11. Although there was no objection by the parties to the decision being re-made by myself on the basis of the findings of fact at paragraph 10 of the judge's determination, it seems to me, upon reflection, and upon a careful consideration of the evidence and the findings, that this is a case that would benefit from further oral evidence to clarify matters, given the clear absence of findings on crucial aspects of the case.

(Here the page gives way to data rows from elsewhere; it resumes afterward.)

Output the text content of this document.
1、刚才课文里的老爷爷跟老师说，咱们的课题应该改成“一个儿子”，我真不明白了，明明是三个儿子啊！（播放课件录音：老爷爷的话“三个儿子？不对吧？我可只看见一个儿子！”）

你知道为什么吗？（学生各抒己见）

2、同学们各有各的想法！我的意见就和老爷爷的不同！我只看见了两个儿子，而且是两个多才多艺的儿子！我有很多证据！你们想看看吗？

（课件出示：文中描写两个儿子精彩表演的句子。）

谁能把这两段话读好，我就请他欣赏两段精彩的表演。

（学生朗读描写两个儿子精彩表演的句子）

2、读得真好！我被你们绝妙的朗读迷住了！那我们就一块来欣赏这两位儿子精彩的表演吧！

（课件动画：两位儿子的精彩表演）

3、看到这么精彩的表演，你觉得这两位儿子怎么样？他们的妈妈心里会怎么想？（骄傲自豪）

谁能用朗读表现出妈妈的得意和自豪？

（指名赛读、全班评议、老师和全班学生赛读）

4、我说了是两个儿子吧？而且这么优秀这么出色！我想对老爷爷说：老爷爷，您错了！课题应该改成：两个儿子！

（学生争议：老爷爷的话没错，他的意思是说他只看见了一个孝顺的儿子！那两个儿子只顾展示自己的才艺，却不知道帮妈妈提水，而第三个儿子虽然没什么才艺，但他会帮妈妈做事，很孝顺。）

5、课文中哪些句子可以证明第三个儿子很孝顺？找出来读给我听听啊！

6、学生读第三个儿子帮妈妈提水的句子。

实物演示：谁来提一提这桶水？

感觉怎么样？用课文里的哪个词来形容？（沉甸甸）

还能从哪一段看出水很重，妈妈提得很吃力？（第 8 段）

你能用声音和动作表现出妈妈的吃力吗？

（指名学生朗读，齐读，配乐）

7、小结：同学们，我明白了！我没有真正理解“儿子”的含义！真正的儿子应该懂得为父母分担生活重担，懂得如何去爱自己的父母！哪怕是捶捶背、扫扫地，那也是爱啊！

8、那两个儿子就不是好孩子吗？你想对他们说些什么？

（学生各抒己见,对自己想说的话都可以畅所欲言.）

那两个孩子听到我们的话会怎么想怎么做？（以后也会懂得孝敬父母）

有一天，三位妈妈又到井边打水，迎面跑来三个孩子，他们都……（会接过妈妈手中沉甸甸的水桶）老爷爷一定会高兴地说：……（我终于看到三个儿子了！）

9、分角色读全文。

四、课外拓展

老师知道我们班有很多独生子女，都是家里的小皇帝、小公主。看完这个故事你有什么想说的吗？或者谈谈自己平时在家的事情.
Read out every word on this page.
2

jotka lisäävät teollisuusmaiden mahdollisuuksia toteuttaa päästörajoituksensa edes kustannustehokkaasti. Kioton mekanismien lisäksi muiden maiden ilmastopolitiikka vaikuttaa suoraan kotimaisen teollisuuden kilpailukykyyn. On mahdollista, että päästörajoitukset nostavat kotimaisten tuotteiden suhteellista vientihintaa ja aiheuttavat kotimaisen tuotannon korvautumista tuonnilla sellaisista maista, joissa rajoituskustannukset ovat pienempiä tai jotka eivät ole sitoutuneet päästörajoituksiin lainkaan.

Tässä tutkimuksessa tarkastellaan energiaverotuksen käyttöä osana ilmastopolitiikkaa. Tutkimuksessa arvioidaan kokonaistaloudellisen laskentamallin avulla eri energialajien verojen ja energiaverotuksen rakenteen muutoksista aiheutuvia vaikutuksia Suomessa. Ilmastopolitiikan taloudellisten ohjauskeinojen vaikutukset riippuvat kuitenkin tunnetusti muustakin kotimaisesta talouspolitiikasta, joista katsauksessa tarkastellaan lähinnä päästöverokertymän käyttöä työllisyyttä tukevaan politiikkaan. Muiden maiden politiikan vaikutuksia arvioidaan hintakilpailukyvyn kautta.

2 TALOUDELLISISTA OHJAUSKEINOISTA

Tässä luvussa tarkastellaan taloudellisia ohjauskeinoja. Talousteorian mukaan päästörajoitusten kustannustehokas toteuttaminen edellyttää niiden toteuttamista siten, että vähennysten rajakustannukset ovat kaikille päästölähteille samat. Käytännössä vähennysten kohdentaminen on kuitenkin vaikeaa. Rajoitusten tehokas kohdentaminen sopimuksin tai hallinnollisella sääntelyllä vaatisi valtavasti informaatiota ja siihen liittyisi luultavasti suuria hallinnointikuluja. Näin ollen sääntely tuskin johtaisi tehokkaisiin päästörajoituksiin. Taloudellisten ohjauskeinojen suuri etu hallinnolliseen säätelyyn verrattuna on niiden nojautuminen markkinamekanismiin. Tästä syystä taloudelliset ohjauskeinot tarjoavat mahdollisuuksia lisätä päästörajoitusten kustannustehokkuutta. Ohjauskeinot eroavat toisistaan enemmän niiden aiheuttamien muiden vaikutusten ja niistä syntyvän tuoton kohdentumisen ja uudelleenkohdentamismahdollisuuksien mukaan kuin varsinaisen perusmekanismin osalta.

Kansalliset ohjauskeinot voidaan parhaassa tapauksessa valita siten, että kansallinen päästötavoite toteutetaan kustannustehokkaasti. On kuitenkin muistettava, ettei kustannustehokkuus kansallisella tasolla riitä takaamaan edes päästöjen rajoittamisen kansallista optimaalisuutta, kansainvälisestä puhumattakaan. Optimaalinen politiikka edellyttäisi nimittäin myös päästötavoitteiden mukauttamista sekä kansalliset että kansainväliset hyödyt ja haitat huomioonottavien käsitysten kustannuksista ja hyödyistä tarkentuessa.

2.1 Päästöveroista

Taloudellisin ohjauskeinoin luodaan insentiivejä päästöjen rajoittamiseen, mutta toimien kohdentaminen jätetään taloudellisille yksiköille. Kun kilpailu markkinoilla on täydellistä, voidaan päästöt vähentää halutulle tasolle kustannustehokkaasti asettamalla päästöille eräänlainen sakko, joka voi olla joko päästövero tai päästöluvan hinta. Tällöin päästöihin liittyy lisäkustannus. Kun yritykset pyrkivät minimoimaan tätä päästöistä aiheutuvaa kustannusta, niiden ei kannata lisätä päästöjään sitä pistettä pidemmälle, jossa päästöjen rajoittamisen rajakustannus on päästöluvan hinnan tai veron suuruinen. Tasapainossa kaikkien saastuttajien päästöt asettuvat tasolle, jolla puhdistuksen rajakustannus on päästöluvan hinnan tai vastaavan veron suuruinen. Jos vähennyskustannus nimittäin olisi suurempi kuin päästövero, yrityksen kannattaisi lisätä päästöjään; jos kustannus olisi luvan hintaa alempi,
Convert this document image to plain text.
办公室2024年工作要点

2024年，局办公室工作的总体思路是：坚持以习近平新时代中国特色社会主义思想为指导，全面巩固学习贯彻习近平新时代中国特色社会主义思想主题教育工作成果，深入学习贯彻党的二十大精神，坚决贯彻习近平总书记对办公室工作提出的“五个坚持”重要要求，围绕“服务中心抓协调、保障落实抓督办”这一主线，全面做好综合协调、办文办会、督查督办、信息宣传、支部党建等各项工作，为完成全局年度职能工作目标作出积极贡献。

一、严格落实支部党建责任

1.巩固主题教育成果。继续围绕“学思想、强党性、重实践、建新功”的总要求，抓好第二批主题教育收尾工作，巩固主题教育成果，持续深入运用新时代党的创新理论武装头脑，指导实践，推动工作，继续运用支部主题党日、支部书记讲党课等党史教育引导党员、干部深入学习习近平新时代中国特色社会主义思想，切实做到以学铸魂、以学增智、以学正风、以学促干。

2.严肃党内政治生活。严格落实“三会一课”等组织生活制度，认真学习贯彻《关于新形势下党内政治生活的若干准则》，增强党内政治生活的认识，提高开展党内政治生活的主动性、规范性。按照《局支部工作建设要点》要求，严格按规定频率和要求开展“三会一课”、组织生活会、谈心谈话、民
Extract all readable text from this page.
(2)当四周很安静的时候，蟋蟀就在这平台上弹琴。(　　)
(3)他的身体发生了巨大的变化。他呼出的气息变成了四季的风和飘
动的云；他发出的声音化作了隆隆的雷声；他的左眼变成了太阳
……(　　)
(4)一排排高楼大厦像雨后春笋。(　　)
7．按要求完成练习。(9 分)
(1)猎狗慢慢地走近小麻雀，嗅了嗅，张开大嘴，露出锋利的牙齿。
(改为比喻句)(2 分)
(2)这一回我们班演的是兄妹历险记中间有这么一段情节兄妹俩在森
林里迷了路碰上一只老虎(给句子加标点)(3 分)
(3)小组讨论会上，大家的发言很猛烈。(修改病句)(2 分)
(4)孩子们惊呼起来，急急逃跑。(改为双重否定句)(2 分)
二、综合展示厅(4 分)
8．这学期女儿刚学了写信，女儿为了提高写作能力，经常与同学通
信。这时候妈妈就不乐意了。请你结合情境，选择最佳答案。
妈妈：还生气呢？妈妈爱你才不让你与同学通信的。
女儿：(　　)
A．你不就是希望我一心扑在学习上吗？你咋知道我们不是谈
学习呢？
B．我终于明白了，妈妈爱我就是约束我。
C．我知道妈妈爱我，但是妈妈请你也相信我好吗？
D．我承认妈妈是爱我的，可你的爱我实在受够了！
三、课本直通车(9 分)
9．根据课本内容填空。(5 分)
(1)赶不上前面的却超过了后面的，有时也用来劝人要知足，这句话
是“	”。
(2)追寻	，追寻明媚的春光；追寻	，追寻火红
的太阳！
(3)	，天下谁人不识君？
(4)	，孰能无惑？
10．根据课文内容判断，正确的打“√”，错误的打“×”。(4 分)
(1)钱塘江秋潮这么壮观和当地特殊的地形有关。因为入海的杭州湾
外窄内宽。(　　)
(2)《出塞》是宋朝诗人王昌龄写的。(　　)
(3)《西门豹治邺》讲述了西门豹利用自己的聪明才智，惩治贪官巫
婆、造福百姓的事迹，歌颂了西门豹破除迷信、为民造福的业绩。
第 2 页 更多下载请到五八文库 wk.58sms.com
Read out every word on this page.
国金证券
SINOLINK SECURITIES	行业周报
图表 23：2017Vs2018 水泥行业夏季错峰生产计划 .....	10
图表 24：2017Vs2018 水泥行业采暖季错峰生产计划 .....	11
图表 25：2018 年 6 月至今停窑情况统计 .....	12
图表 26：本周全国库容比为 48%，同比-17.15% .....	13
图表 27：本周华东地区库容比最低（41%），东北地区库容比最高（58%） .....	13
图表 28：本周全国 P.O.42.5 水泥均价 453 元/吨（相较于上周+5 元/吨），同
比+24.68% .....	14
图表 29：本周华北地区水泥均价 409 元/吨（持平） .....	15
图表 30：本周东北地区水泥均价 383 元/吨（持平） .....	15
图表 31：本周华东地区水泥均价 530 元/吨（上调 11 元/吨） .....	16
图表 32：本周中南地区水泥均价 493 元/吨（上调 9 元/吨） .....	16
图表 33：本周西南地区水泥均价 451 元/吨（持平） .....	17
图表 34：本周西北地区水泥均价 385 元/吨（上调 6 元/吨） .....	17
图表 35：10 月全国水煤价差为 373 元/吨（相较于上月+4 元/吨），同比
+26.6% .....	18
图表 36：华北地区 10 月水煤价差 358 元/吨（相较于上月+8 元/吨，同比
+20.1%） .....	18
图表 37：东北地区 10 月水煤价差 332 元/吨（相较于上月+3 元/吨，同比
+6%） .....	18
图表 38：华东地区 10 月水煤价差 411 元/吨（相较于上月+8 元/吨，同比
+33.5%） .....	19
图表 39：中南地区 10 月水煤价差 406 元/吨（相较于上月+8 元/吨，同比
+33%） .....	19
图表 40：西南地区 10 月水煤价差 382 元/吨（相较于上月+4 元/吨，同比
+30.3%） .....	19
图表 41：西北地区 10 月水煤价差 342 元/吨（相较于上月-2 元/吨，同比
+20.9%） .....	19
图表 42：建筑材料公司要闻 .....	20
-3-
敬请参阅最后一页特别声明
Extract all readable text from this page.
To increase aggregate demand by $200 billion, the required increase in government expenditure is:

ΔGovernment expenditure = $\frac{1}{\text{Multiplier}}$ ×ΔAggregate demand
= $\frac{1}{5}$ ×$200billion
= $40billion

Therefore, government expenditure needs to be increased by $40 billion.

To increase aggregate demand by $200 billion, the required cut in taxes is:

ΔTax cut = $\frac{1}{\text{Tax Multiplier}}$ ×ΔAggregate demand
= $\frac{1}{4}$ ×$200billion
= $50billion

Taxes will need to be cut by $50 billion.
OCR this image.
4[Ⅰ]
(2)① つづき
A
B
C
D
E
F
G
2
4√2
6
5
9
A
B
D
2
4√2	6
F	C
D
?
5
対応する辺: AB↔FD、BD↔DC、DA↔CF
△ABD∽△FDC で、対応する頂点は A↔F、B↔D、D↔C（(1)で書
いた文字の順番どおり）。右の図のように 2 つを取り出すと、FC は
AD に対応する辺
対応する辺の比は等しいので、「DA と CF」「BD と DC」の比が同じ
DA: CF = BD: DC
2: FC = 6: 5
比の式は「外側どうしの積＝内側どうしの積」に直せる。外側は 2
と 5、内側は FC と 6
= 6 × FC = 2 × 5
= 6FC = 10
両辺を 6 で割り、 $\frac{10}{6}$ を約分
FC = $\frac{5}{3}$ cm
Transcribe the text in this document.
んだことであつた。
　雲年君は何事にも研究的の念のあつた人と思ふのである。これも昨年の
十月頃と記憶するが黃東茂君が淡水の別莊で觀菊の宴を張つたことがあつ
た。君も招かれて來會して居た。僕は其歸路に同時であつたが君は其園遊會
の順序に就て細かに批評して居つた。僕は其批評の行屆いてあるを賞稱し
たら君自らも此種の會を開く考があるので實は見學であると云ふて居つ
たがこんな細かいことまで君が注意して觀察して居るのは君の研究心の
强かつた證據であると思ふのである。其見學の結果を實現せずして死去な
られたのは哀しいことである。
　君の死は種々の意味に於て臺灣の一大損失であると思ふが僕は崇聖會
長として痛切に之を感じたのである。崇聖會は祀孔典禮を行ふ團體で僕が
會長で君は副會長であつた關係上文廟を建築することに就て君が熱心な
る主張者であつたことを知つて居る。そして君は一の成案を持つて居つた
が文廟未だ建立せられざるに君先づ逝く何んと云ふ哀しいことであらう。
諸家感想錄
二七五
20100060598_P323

12. Whilst Mr Avery did not challenge the findings at paragraph 10, he relied upon the fact that the judge, in paragraph 11, noted inconsistencies in the evidence of the sponsor about the appellant's living arrangements. Indeed the judge, having noted inconsistencies in the evidence, did not go on to make clear findings in that regard. The findings are particularly unclear as to the appellant's circumstances in the two years between his parents departing from Nepal in May 2010 and the decision to refuse entry clearance in June 2012 and did not appear to address that period at all. Although there was evidence before the judge, at page 73 of the appeal bundle, to the effect that the appellant was still studying at the same institution in June 2013, that evidence suggested that he remained in the same school year as stated in a previous letter of 3 April 2012 at page 34 of the bundle. That was not addressed by the judge and there were indeed no clear findings as to whether or not it was accepted that the appellant was still studying, a matter that had been raised in the entry clearance decision. In addition, no findings were made by the judge about the appellant's emotional ties to his parents in the two years following their departure from Nepal and at the time of the entry clearance decision, nor indeed about the financial ties, albeit that there was relevant documentary evidence contained in the appeal bundle before him. Neither was any consideration given to the appellant's relationship with his siblings who remained in Nepal. All of those matters were material to the question of whether family life existed at the time of the decision to refuse entry clearance but were not addressed by the judge by way of clear findings.

13. In all of these circumstances, it seems to me that the appropriate course would be for the appeal to be remitted to the First-tier Tribunal for the case to be determined afresh and for fresh and clear findings to be made on the appellant's circumstances and his family ties, in order to establish whether Article 8 was engaged on the basis of family life. Clearly if it was found that that was the case, it would then be for the First-tier Tribunal to go on and determine whether the appeal would succeed under Article 8 in the light of the guidance in Gurung and Ghising and others (Ghurkhas/BOCs: historic wrong; weight) [2013] UKUT 00567.

14. For all of these reasons, I find that the decision of the First-tier Tribunal contains errors of law and has to be set aside. In the circumstances, it is appropriate for the appeal to be remitted to the First-tier Tribunal for all matters to be determined.


15. The making of the decision of the First-tier Tribunal involved the making of an error on a point of law. The decision is set aside. The appeal is remitted to the First-tier Tribunal pursuant to section 12(2)(b)(i) of the Tribunals, Courts and Enforcement Act 2007 and Practice Statement 7.2(b), before any judge aside from Judge Cohen.